# Merry Christmas From Mel, Tony and Jessica x x x



## Mel (Jan 1, 2002)

​
​
Wishing each and every member of Fertility Friends a very Merry Christmas, thank you for all your support as always throughout the year and may next year bring you all that you wish for.

To each of the moderators who never cease to amaze us with the support they give and all the help they give in helping run FF.

To all the Admin team who help keep us afloat and who are our very dearest friends, a special thank you to you.

With lots of love and best wishes to you all

Melanie, Tony and Jessica
x x x x x x x x​


----------



## Suzie (Jan 22, 2004)

To Mel & Tony , thank you for setting up FF and allowing people from all over the world to be part of a place that truly understands what they are going through xx

To all our members may you all have a merry christmas and in 2009 may all your wishes come true xx

To all my lovely mods, thank you, thank you, thank you, for all your hard work. What would we do without you xx

To the admin team, thankyou for putting up with me! and may 2009 bring many good things to you all xx​


----------



## Jo (Mar 22, 2002)

​
*Wishing Everyone of Fertilityfriends a
Very Merry Christmas
and
Happy New Year.

May many dreams come true in the year to come.
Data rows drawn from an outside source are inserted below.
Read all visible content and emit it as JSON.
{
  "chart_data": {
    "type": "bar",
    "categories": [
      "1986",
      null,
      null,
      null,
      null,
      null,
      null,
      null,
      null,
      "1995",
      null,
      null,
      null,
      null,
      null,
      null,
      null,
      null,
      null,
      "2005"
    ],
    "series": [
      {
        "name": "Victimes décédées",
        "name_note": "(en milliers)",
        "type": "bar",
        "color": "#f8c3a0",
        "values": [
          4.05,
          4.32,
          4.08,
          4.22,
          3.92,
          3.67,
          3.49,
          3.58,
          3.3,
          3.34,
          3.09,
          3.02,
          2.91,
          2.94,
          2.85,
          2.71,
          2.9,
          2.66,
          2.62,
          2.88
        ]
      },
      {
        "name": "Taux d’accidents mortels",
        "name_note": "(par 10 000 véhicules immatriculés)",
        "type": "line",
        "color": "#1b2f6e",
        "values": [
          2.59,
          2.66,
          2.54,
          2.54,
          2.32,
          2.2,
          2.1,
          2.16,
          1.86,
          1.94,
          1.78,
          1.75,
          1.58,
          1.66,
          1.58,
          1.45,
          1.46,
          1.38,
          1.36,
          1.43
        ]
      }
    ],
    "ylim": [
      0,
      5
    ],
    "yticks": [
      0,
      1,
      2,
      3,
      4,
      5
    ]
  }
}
Thanking all the mods, without you all this site just wouldn't work so smoothly 

To All the Admin, Thank you for being there for me whenever I needed you, even when things are tough for you, you are all very dear friends, wishing lots of happy times ahead

Love to you all
Jo
x x x *​


----------



## DizziSquirrel (Feb 15, 2005)

To All My FF Friends,
​


----------



## wouldloveababycat (Mar 21, 2004)

Merry Christmas Everyone ..Hope 2009 is a year to remember for all the best reasons xxx

Cat x


----------



## Dee (Jan 27, 2003)

Adding my christmas wishes here ...

Mel and Tony ... you know what I think of you!     xxx

The Mod Team ... thank you for everything that you do to support FF   xxx

The Admin Team ... thank you for being the best friends a girl could wish for and for keeping me sane!   xxx

All Our Members ... thank you for being part of our wonderful community   xxx

May ALL your christmas dreams become reality

Love
Dee
xxx


----------